Danish director Thomas Vinterberg made his rep with 1998's The Celebration, in which a well-heeled family unravels in spectacular fashion. If The Commune is a sexier, more relaxed picture, Vinterberg, who lived in a Copenhagen commune for 12 years, remains concerned with the ways people de/construct family. (For an even more relaxed take on Scandinavian communes of the 1970s, Lukas Moodysson's Together is the film to beat.)
The experiment in group living begins during a visit to architecture professor Erik Moller's hometown, where wife Anna (Trine Dyrholm), a newscaster, falls in love with the spacious villa. Fourteen-year-old daughter Freja likes it, too, but they can't afford the upkeep, so Anna suggests they invite others to share the expenses. Erik (Ulrich Thomsen, Dyrholm's Celebration co-star) isn't wild about the idea, but Anna, the more dominant personality, proves persuasive, and three becomes nine, including delicate six-year-old Vilads.

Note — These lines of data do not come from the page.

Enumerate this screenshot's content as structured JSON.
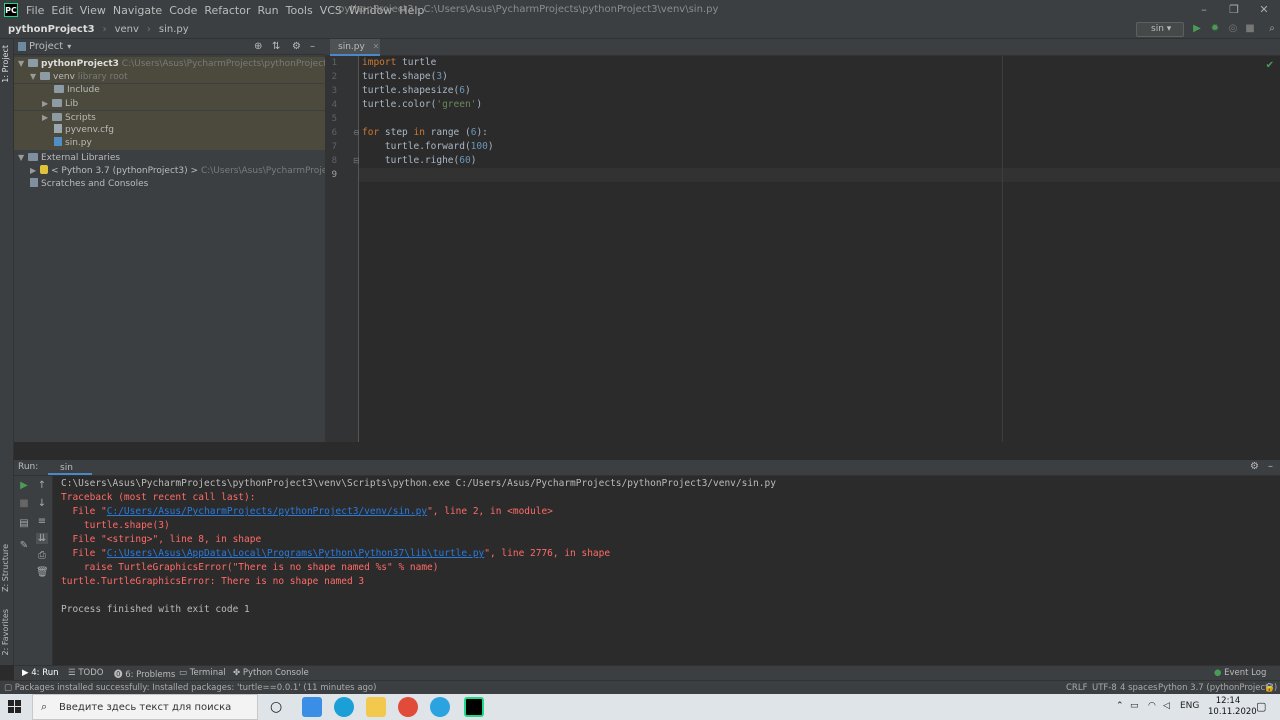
{
  "window": {
    "title": "pythonProject3 - C:\\Users\\Asus\\PycharmProjects\\pythonProject3\\venv\\sin.py",
    "logo_text": "PC",
    "menu": [
      "File",
      "Edit",
      "View",
      "Navigate",
      "Code",
      "Refactor",
      "Run",
      "Tools",
      "VCS",
      "Window",
      "Help"
    ]
  },
  "breadcrumb": [
    "pythonProject3",
    "venv",
    "sin.py"
  ],
  "run_config": "sin",
  "project_panel": {
    "title": "Project",
    "side_tab": "1: Project",
    "tree": [
      {
        "label": "pythonProject3",
        "extra": "C:\\Users\\Asus\\PycharmProjects\\pythonProject3"
      },
      {
        "label": "venv",
        "extra": "library root"
      },
      {
        "label": "Include"
      },
      {
        "label": "Lib"
      },
      {
        "label": "Scripts"
      },
      {
        "label": "pyvenv.cfg"
      },
      {
        "label": "sin.py"
      },
      {
        "label": "External Libraries"
      },
      {
        "label": "< Python 3.7 (pythonProject3) >",
        "extra": "C:\\Users\\Asus\\PycharmProjects\\pythonPro"
      },
      {
        "label": "Scratches and Consoles"
      }
    ]
  },
  "editor": {
    "tab": "sin.py",
    "line_numbers": [
      "1",
      "2",
      "3",
      "4",
      "5",
      "6",
      "7",
      "8",
      "9"
    ],
    "code": [
      "import turtle",
      "turtle.shape(3)",
      "turtle.shapesize(6)",
      "turtle.color('green')",
      "",
      "for step in range (6):",
      "    turtle.forward(100)",
      "    turtle.righe(60)",
      ""
    ]
  },
  "run_panel": {
    "label": "Run:",
    "tab": "sin",
    "console": {
      "cmd": "C:\\Users\\Asus\\PycharmProjects\\pythonProject3\\venv\\Scripts\\python.exe C:/Users/Asus/PycharmProjects/pythonProject3/venv/sin.py",
      "traceback": "Traceback (most recent call last):",
      "file1_pre": "  File \"",
      "file1_link": "C:/Users/Asus/PycharmProjects/pythonProject3/venv/sin.py",
      "file1_post": "\", line 2, in <module>",
      "file1_code": "    turtle.shape(3)",
      "file2": "  File \"<string>\", line 8, in shape",
      "file3_pre": "  File \"",
      "file3_link": "C:\\Users\\Asus\\AppData\\Local\\Programs\\Python\\Python37\\lib\\turtle.py",
      "file3_post": "\", line 2776, in shape",
      "file3_code": "    raise TurtleGraphicsError(\"There is no shape named %s\" % name)",
      "error": "turtle.TurtleGraphicsError: There is no shape named 3",
      "finished": "Process finished with exit code 1"
    }
  },
  "side_tabs": {
    "structure": "Z: Structure",
    "favorites": "2: Favorites"
  },
  "bottom_tabs": [
    "4: Run",
    "TODO",
    "6: Problems",
    "Terminal",
    "Python Console"
  ],
  "event_log": "Event Log",
  "status": {
    "message": "Packages installed successfully: Installed packages: 'turtle==0.0.1' (11 minutes ago)",
    "line_sep": "CRLF",
    "encoding": "UTF-8",
    "indent": "4 spaces",
    "interpreter": "Python 3.7 (pythonProject3)"
  },
  "taskbar": {
    "search_placeholder": "Введите здесь текст для поиска",
    "lang": "ENG",
    "time": "12:14",
    "date": "10.11.2020"
  }
}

Then 24-year-old architecture student Emma (Vinterberg's wife, Helene Reingaard Neumann) and her Brigitte Bardot headbands joins the collective and the focus shifts from communal ups and downs to the unmaking of a strong woman, except Anna's breakdown isn't private, it's public. Dyrholm gives a painfully vulnerable performance, which makes up for a few melodramatic moments towards the end, but that's on the overreaching filmmaker, not the actress, and Dyrholm steamrolls over those shortcomings.
The Commune opens at the Grand Illusion today, May 26.